“How does she know? A little cat like her!” said Scamp. “Did she ever go there, then? You’re no good, Nugget. I don’t care; I’ll get some one else. I only wanted to give you first chance! ’Fore I’d stay home for my mother! If you was any good you’d get up and go, and tell her afterward! You could hide, and I’d bring you supper, and then we’d go. I don’t care, though! There’s plenty ain’t ’fraid-cats, if you are. Stay home, and let your mother lick your eyes open, if you want to!”

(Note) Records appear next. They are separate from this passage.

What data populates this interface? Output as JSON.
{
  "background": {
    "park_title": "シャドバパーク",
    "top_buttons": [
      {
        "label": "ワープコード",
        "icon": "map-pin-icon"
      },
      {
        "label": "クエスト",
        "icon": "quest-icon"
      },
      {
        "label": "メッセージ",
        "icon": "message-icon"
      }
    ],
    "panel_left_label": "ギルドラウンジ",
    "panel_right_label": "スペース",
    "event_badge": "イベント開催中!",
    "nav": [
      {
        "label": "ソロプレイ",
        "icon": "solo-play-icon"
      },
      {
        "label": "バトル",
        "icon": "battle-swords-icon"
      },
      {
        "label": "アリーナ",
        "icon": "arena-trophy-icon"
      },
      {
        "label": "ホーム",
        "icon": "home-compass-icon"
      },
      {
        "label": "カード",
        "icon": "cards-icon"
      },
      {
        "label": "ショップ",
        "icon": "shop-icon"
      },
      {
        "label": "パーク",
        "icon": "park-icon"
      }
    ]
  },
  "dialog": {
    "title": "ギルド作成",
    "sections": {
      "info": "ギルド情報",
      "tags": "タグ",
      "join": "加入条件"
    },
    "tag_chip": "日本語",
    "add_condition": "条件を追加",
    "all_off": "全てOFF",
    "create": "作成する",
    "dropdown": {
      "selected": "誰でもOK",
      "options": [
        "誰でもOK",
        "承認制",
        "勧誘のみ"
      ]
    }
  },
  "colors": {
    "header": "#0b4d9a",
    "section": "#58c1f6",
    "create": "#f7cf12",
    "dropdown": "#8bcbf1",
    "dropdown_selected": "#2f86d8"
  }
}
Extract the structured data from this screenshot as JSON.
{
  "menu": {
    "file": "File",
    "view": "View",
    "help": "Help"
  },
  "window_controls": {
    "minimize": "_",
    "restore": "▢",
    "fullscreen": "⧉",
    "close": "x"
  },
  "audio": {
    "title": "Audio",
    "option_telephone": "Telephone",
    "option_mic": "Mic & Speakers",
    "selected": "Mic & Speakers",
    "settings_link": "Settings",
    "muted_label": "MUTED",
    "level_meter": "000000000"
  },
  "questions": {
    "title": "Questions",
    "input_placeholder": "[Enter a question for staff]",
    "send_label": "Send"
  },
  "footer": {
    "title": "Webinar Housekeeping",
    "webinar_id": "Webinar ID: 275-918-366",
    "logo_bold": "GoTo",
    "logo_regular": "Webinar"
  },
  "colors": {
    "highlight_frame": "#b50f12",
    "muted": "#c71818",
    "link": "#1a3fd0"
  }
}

This was an unbearable taunt. No kitten can endure to have another say this to him. It means, among kittens, that you are a baby, not yet nine days old, and not bright enough to get your own eyes open.

Foolish little Nugget had not enough strength of character to treat these taunts with the contempt they deserved. He had not time to think, because they were standing in the schoolroom doorway, and were likely to be called to their places at any moment. So Nugget answered quickly, under the spur of this stinging taunt: “Who’s afraid? I didn’t want to go, but I will go, just to show you!”

He didn’t see the smirk which curled Scamp’s whiskers, and which he put up his paw to hide; but Nugget went to his seat a very sober kitten, and it was with a heavy heart that, after school was dismissed, instead of going home to Bidelia, as usual, he followed Scamp to the place where he was to await his coming to go fishing.

It was not at all exciting, either, to eat his supper, which Scamp brought him, under the trees, and then to follow his unfriendly friend along the line of the woods to the river, when it had grown too dark for them to be seen. Nugget had hoped that at least it would be thrilling to steal along this way, keeping out of sight, but the thrills were the wrong sort, for it was chilly, and dreadfully dark. If he had told the truth, Nugget would have said that he was afraid, and that the heart under his golden fur ached for the mother whom he was treating so badly.

Scamp had said that the fish would bite better at night than by daylight. Nugget had listened to this statement with the awe that a small kitten feels for the wisdom of a larger one. It did not prove to be such very wise wisdom after all. The fishes did not bite Scamp’s bait, not once, nor would they swim where Nugget could scoop them up in his little yellow paw, a trick at which he had become very skilful, thanks to Madam Laura’s teaching. It was too dark to see them plainly when they did swim up to the surface and near to the shore; even a kitten’s eyes were misled by the ripples of the water under the stars, and Nugget often dipped for the fish too soon, or too late, or when there was no fish there.

Nugget was so miserable that he had hard work to keep from mewing. Scamp was entirely changed in his manner to the poor little naughty thing that he had led astray. Now that he had got Nugget to do what he wanted him to, he seemed not to care for him in the least; he snubbed him, paid no attention to the younger kitten’s remarks, and often walked off to fish at some distance from Nugget, leaving the kitten to struggle with a fear that every moment was growing more unbearable—it was the first time in his short life that Nugget had ever been out after dark without a grown cat to look after him.

Scamp came back just in time to catch a whine which, in spite of himself, escaped Nugget, a sort of mew with his lips shut; but, so far from being sorry for Nugget, he fell into a great rage as he heard the kitten’s moan, and he walked up to him sidewise, with his fur bristling and his claws sticking out, ready for a scratch.

“What’s the matter with you, you cry-kitten?” he demanded, growlingly. “’fraid your mother’ll spank you when you get home?”

He spoke so roughly, so angrily, that Nugget lost heart altogether, and burst forth into open mewing. “I wouldn’t care if she did,” he wailed. “I wouldn’t care what she did, if only I was home again where she could do it.”